The Seeker represents a different kind of newness, where you’ve figured out that the things you’ve internalized about how to behave aren’t right, but they still hold sway. Sometimes the personal experience of rejecting the identities and behaviors assigned to you by a toxic authority translates into a broader rethinking of values. You can earn Tradition by following your Commandments, but Tradition isn’t good for much—just appeasing the Authority for a time. Rejecting those Commandments to write your own Convictions is more powerful and more fun!

The Trickster is afraid that people won’t like them anymore if they reveal who they truly are. This is hardly an experience unique to trans people, but it’s extremely common in media and real life for trans people to be rejected or harmed when a cis person learns of our transness.
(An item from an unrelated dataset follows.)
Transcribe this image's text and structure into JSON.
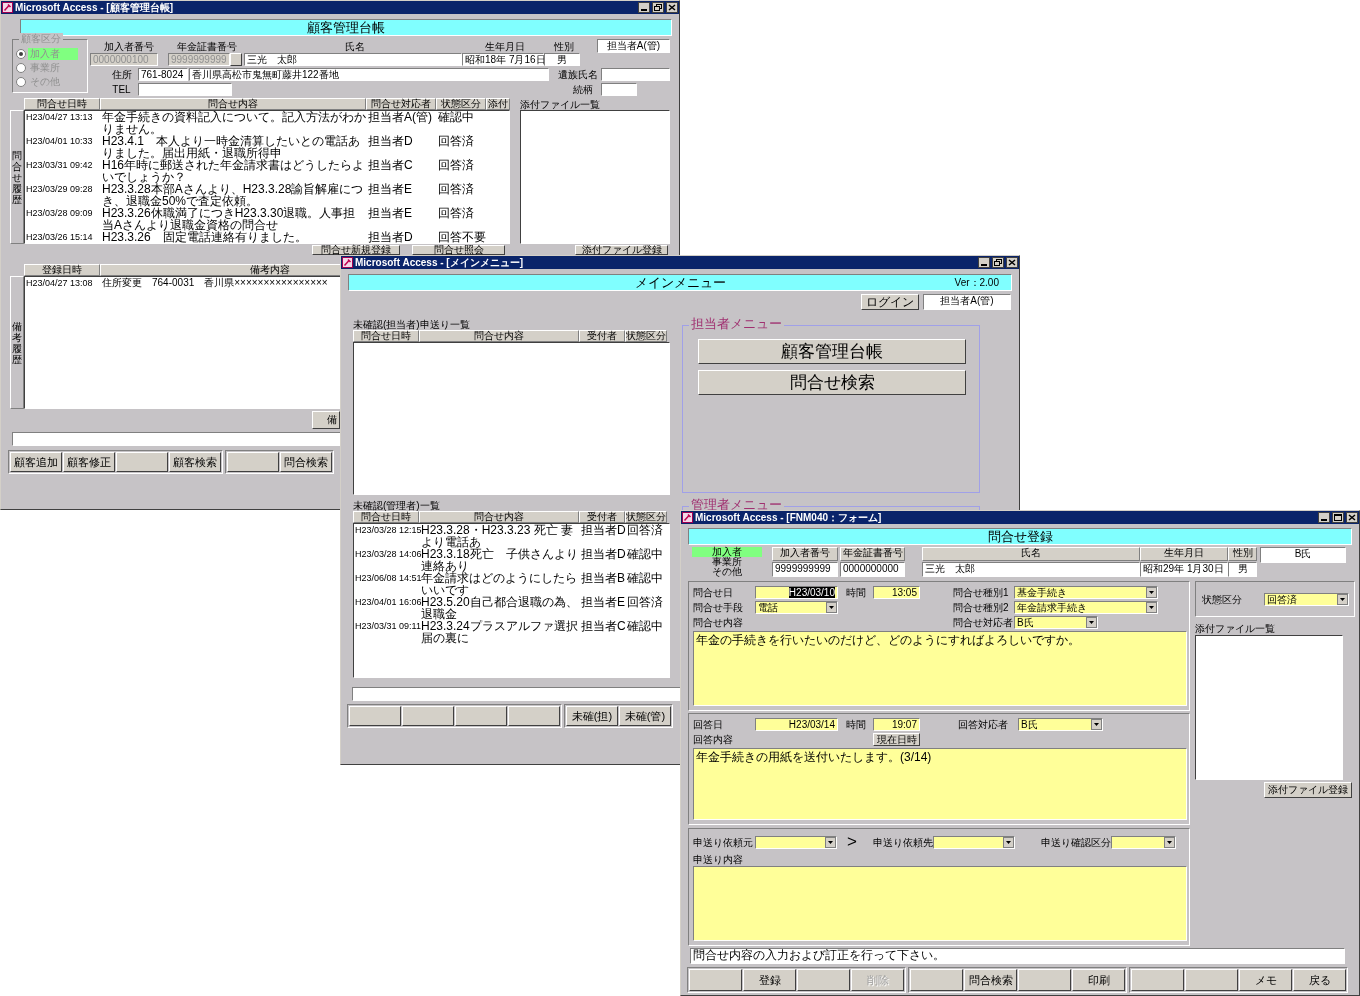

It can be scary to open up, but it also hurts to keep it in. The Trickster’s arc usually sees them finding trustworthy people who will love them for who they really are.

The Infamous is someone who has firmly rejected their past, yet is still haunted by it and is seen as a villain when they are not. Some trans people have guilt around pre-transition behaviors, often behaviors demanded for their assigned gender, and many trans people are simply villainized unfairly. The Infamous can explore either or both of these feelings of guilt and villainization, with enough of a fictional narrative remove to make it fun. (And characters of any playbook could touch on the villainization themes, especially the Beast and Spooky Witch).

Speaking of the Spooky Witch, their conflict with society comes from their interest in acknowledging and socializing with monsters and with the Unseen—those society villainizes or doesn’t want to perceive at all. They might be analogous to anyone who could enjoy better treatment from society if they abandoned their friends (perhaps because they “pass” as cis more than their friends or enjoy other privileges).

The Chosen could tell a story about someone who isn’t yet out as trans, who is elevated but only if they pursue their socially enforced Destiny in accordance with their assigned gender.

And the Devoted and Scoundrel also touch on themes that could easily be given a trans flavor. The Devoted struggles to do self-care—maybe because they’re depressed and have low self-esteem due to the way their society treats trans people. The Scoundrel has trouble connecting—maybe because they haven’t figured out something fundamental about themself, such as their gender (or sexual orientation, for that matter).

Again, all trans people are different and all of the playbooks are open to a variety of interpretations. You’re not wrong if you resonated with a playbook for a different reason. They exist to help you tell your stories.